Closed adamgayoso closed 1 year ago
I would be also very interested in multi-GPU training of pyro models, specifically full data training mode where large data is split between different GPUs.
It is actually fairly straightforward to do data parallelism in pyro using horovod (https://github.com/pyro-ppl/pyro/blob/dev/examples/svi_horovod.py). This would mainly require 1) a new training plan (to use DistributedSampler, a different optimizer) and 2) a different device-backed data loader (to split data across devices).
There are issues with using this for models with both global and local cell-specific parameters (all parameters live on all devices).

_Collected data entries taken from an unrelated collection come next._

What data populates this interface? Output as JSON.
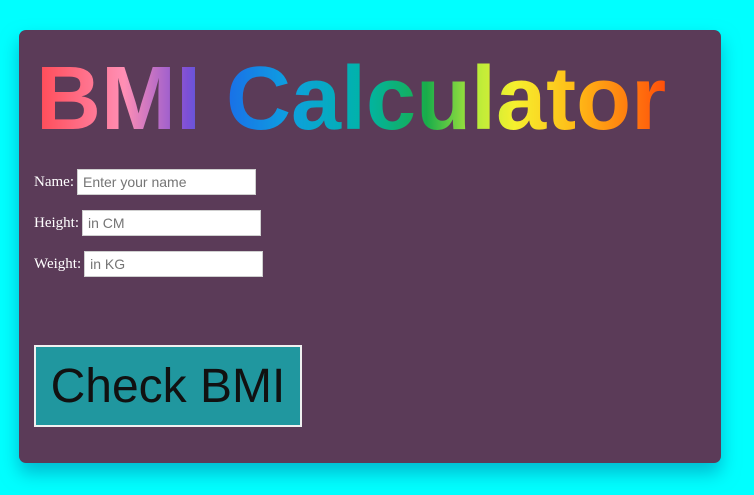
{
  "app": {
    "title": "BMI Calculator"
  },
  "form": {
    "name": {
      "label": "Name:",
      "placeholder": "Enter your name",
      "value": ""
    },
    "height": {
      "label": "Height:",
      "placeholder": "in CM",
      "value": ""
    },
    "weight": {
      "label": "Weight:",
      "placeholder": "in KG",
      "value": ""
    },
    "submit_label": "Check BMI"
  },
  "colors": {
    "page_background": "#00ffff",
    "card_background": "#5b3b58",
    "button_background": "#20979f",
    "label_text": "#ffffff",
    "title_gradient": [
      "#ff4a55",
      "#ff8fb5",
      "#7d4fd6",
      "#1a6ee8",
      "#0e9fe0",
      "#00b4a8",
      "#19ad4a",
      "#b9ec3a",
      "#f6f02e",
      "#ffb816",
      "#ff4f0a"
    ]
  }
}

It is actually fairly straightforward to do data parallelism in pyro using horovod (https://github.com/pyro-ppl/pyro/blob/dev/examples/svi_horovod.py). This would mainly require 1) a new training plan (to use DistributedSampler, a different optimizer) and 2) a different device-backed data loader (to split data across devices).
It is likely less straightforward to make this work with PyTorch Lightning and might require substantial work to make this work generally for Pyro. In particular we'd have to look more into how device backed data loaders would work in this case.

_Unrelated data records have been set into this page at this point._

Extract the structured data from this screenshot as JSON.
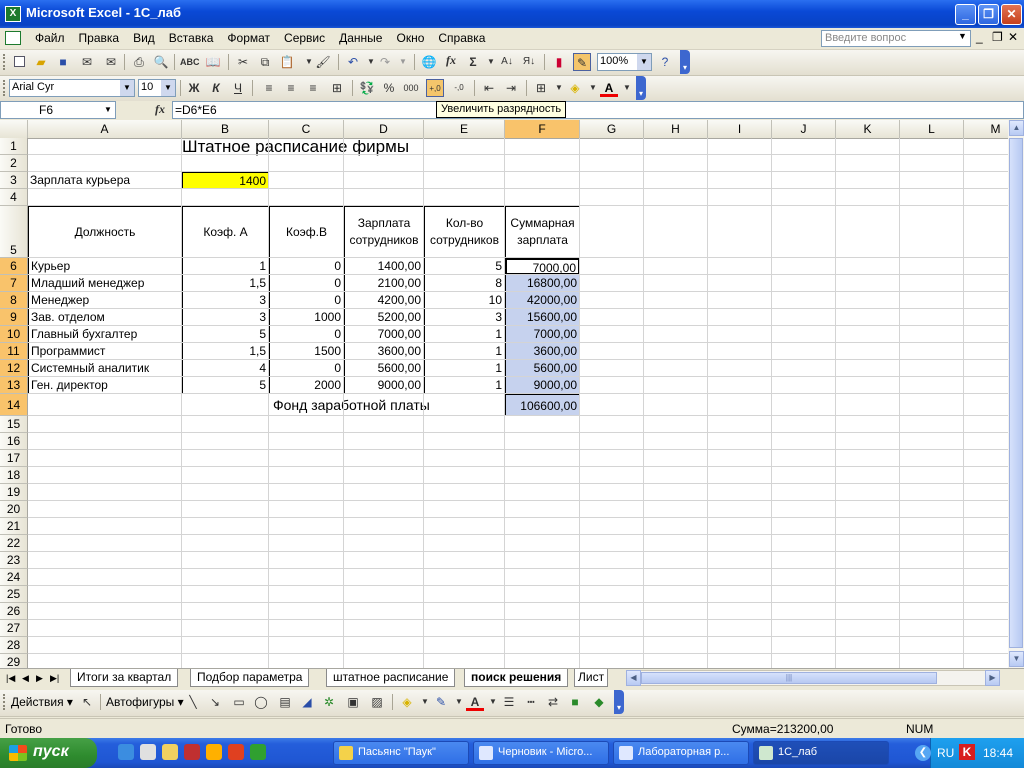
{
  "window": {
    "title": "Microsoft Excel - 1C_лаб",
    "app_icon": "X"
  },
  "menu": {
    "items": [
      "Файл",
      "Правка",
      "Вид",
      "Вставка",
      "Формат",
      "Сервис",
      "Данные",
      "Окно",
      "Справка"
    ],
    "help_placeholder": "Введите вопрос"
  },
  "toolbar": {
    "zoom": "100%"
  },
  "format_toolbar": {
    "font_name": "Arial Cyr",
    "font_size": "10",
    "bold": "Ж",
    "italic": "К",
    "underline": "Ч",
    "percent": "%",
    "thousands": "000"
  },
  "formula_bar": {
    "name_box": "F6",
    "fx": "fx",
    "formula": "=D6*E6",
    "tooltip": "Увеличить разрядность"
  },
  "columns": [
    "A",
    "B",
    "C",
    "D",
    "E",
    "F",
    "G",
    "H",
    "I",
    "J",
    "K",
    "L",
    "M"
  ],
  "rows": [
    "1",
    "2",
    "3",
    "4",
    "5",
    "6",
    "7",
    "8",
    "9",
    "10",
    "11",
    "12",
    "13",
    "14",
    "15",
    "16",
    "17",
    "18",
    "19",
    "20",
    "21",
    "22",
    "23",
    "24",
    "25",
    "26",
    "27",
    "28",
    "29"
  ],
  "sheet": {
    "title": "Штатное расписание фирмы",
    "courier_label": "Зарплата курьера",
    "courier_value": "1400",
    "headers": {
      "a": "Должность",
      "b": "Коэф. А",
      "c": "Коэф.В",
      "d1": "Зарплата",
      "d2": "сотрудников",
      "e1": "Кол-во",
      "e2": "сотрудников",
      "f1": "Суммарная",
      "f2": "зарплата"
    },
    "table": [
      [
        "Курьер",
        "1",
        "0",
        "1400,00",
        "5",
        "7000,00"
      ],
      [
        "Младший менеджер",
        "1,5",
        "0",
        "2100,00",
        "8",
        "16800,00"
      ],
      [
        " Менеджер",
        "3",
        "0",
        "4200,00",
        "10",
        "42000,00"
      ],
      [
        "Зав. отделом",
        "3",
        "1000",
        "5200,00",
        "3",
        "15600,00"
      ],
      [
        "Главный бухгалтер",
        "5",
        "0",
        "7000,00",
        "1",
        "7000,00"
      ],
      [
        "Программист",
        "1,5",
        "1500",
        "3600,00",
        "1",
        "3600,00"
      ],
      [
        "Системный аналитик",
        "4",
        "0",
        "5600,00",
        "1",
        "5600,00"
      ],
      [
        "Ген. директор",
        "5",
        "2000",
        "9000,00",
        "1",
        "9000,00"
      ]
    ],
    "fund_label": "Фонд заработной платы",
    "fund_value": "106600,00"
  },
  "tabs": [
    "Итоги за квартал",
    "Подбор параметра",
    "штатное расписание",
    "поиск решения",
    "Лист"
  ],
  "drawing_toolbar": {
    "actions": "Действия ▾",
    "autoshapes": "Автофигуры ▾"
  },
  "status": {
    "ready": "Готово",
    "sum": "Сумма=213200,00",
    "num": "NUM"
  },
  "taskbar": {
    "start": "пуск",
    "tasks": [
      "Пасьянс \"Паук\"",
      "Черновик - Micro...",
      "Лабораторная р...",
      "1C_лаб"
    ],
    "lang": "RU",
    "time": "18:44"
  },
  "colors": {
    "highlight": "#ffff00",
    "selection": "#c6d2ee",
    "header_selected": "#f9c36b"
  }
}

I see. I also got some feedback from @fritzo that for models with local parameters this might not give as much space increase as one would hope because cell-specific parameters are quite large for just a few 100k cells (but this could give 4-5x more space). I don't quite understand PyTorch Lightning so if you solve this - I would be very keen to try.
Does numpyro+jax more natively support multi-GPU training? If yes this could be a way to go.
What I am specifically interested in is data and model parameter parallelism where the data and model parameters for different cells (denoted by a plate) are distributed to different GPU devices. Maybe this is also possible with pyro.
Also cc @fehiepsi @fritzo @martinjankowiak
[As metntioned above] Pyro can use Horovod for data parallelism across GPUs and machines in a cluster, but I believe parameters would be replicated on all nodes. NumPyro might be the way to go. @fehiepsi?
Current NumPyro SVI does not support that pattern but it might be able to do using JAX. Something like
def loss_fn(batch, params):
global_params, local_params = params
model_g = handlers.substitute(model, data=global_params)
guide_g = handlers.substitute(guide, data=global_params)
def get_loss_local(data, local_params):
model_l = handlers.substitute(model, data=local_params)
guide_l = handlers.substitute(guide, data=local_params)
loss = TraceELBO(model_l, guide_l, ...)
return loss
return jax.pmap(get_loss_local)(batch, params)
# then use jaxopt to optimize loss_fn over params: https://jaxopt.github.io/stable/stochastic.html#optax-solvers
though still seems to be a bit tricky to cover many usage cases (like when there are both global variables and local variables, we need to apply reduced sum at local variables).
Thanks for your thoughts!
My models always have both local and global variables. Do you see any way to define device split along the pyro plate? Maybe that could be provided as option in numpyro?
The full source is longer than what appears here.